The Nebula in Question
The Crab Nebula (Messier 1) is not your average nebula, simply because it’s actually a supernova remnant! This beautifully colourful object is a gigantic 5.5 light years wide, and rich in many elements but most notably helium.
It contains a pulsar leftover from the supernova, which you can see best with x-rays and radio waves. It’s only a teeny 20km wide, but it’s magnetic field is so vital to explaining the structure of the remant, especially in the high frequency parts of the electromagnetic spectrum!
If you want to try and look for the Crab Nebula (implying you already have extremely powerful equipment), it is located in Taurus with an apparent magnitude of a measly 8.4. Very faint!
And The Supernova That Created It
SN 1054 was a bright supernova that lasted for about 2 years. Edwin Hubble deduced that the speed of the expanding supernova remnant means that it had been around for only about 900 years, and was able to link the Crab Nebula to SN 1054. Jan Oort confirmed this a few years later.
900 years? That’s fairly recent!
So recent, that astronomers actually witnessed AND recorded the supernova event! The explosion was recorded first by Chinese astronomers during the Song dynasty and, if you are able to read the script below, was described as a guest star because it was a temporary event. 1054 is mentioned in the 3rd, 4th, and 5th columns to the right.
The part of the passage that talks about SN 1054 says “Your servant considers that, since the 5th month of last year when the baleful star appeared, a full year has passed and until now its brilliance has not faded.” I think it’s quite clear that they’re talking about the supernova here.

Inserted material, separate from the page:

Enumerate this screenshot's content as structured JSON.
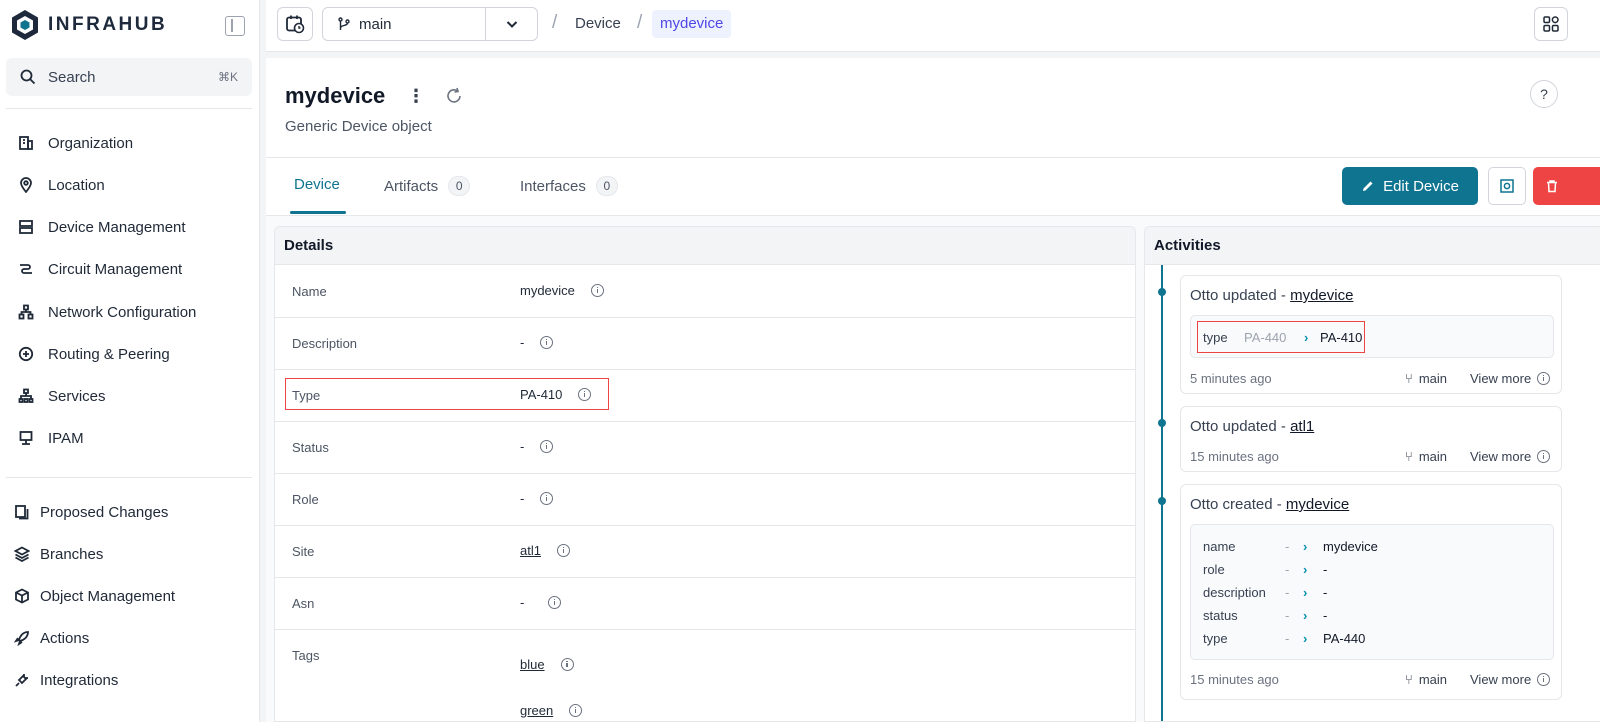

The image and translation above was taken from Notes on translations of the East Asian records relating to the supernova of AD 1054 written by David W. Pankenier. A large (and I mean large) portion of historical astronomical records are actually Chinese or Middle Eastern, but I don’t think people realise that or are even taught that! Decoding these scripts is so important, and I’m amazed at all of the historical work done by Pankenier and astronomers alike. The paper above is extremely detailed, but an insightful read!